Angebotsinduzierte Nachfrage nach medizinischen Leistungen: Evidenz für die Schweiz (FV-124)

Prof. Dr. Stefan Felder, Prof. Dr. Kurt Schmidheiny, Dr. Stephan Meyer

Gesundheitsökonomie

Forschungsgegenstand
Der Schweizer Föderalismus zeigt sich auch in der Höhe der Gesundheitsausgaben.
Die Standardprämie für Erwachsene in der Obligatorischen Krankenpflegeversicherung (OKP) 
schwankt in diesem Jahr zwischen 423 Franken in Appenzell-Innerhoden und 713 Franken in Genf, 
mithin ein Unterschied von 290 Franken oder 69%. Die Frage stellt sich, wieviel dieses Unterschieds durch
Angebotsfaktoren (z.B. die Ärztedichte oder die Zahl der Spitalbetten) und wieviel
durch die Nachfrage (d.h. Morbidität der Bevölkerung, individuelle Präferenzen)
bestimmt ist. Für die Analyse liegen uns jährliche Individualdaten von rund 1.3 Mio.
Helsana-Versicherten im Zeitraum 2015 bis 2023 vor, mit denen wir dieser Frage
nachgehen können.

Problemstellung
Wenn Ärzte ihren Informationsvorteil gegenüber ihren Patienten ausnutzen,
kann es zu angebotsinduzierter Nachfrage kommen. Darunter verstehen die
Gesundheitsökonomen eine Situation, bei welcher der Grenznutzen einer
Behandlung für die Patienten negativ ist. Weniger wäre also für den Patienten
mehr, aber für den Arzt weniger, weil er weniger verdiente. Angebotsinduzierte
Nachfrage ist empirisch sehr schwierig zu identifizieren.

Zielsetzung
Methodisch kann die Fragestellung angegangen werden, indem man die Änderung
der Gesundheitsausgaben von Personen untersucht, die in einen anderen Kanton
oder eine andere Prämienregion umziehen. Ist die Nachfrage für die Höhe der
Gesundheitsausgaben verantwortlich, sollten sich die Gesundheitsausgaben einer
Person nicht ändern, wenn sie ihren Wohnortskanton wechselt. Ändern sie sich
aber, so weist dies auf eine angebotsinduzierte Nachfrage hin.

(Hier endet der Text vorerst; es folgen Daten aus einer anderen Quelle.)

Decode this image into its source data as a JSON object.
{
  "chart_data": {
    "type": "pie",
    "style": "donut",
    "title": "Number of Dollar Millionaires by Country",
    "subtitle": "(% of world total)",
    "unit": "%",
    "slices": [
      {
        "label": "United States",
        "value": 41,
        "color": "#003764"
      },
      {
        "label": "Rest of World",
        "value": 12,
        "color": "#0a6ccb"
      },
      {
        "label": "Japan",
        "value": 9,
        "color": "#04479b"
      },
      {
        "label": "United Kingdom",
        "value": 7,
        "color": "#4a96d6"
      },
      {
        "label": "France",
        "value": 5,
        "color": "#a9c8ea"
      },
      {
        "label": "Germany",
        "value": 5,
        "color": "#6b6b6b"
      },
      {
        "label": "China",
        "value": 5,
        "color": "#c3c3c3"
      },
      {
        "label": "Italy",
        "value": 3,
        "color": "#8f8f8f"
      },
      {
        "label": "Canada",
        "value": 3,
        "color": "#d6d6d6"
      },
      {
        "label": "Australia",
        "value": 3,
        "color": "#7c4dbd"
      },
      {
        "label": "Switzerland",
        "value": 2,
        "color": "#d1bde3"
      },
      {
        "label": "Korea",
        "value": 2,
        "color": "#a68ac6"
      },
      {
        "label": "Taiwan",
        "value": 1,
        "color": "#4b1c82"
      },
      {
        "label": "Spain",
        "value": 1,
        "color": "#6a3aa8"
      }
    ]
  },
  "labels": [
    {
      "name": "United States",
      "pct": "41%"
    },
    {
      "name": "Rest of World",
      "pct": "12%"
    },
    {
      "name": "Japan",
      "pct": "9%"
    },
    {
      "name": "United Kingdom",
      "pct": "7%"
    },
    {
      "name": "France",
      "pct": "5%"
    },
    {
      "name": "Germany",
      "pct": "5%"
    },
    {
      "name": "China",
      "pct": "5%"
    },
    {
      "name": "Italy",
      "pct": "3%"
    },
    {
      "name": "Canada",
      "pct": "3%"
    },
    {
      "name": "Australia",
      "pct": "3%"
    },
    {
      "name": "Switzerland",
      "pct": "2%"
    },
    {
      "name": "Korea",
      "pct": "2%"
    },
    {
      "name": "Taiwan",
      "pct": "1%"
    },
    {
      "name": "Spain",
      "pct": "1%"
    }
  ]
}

Bedeutung, Nutzen und Neuigkeitsgehalt des beantragten Projekts
Methodisch kann die Fragestellung angegangen werden, indem man die Änderung
der Gesundheitsausgaben von Personen untersucht, die in einen anderen Kanton
oder eine andere Prämienregion umziehen. Ist die Nachfrage für die Höhe der
Gesundheitsausgaben verantwortlich, sollten sich die Gesundheitsausgaben einer
Person nicht ändern, wenn sie ihren Wohnortskanton wechselt. Ändern sie sich
aber, so weist dies auf eine angebotsinduzierte Nachfrage hin.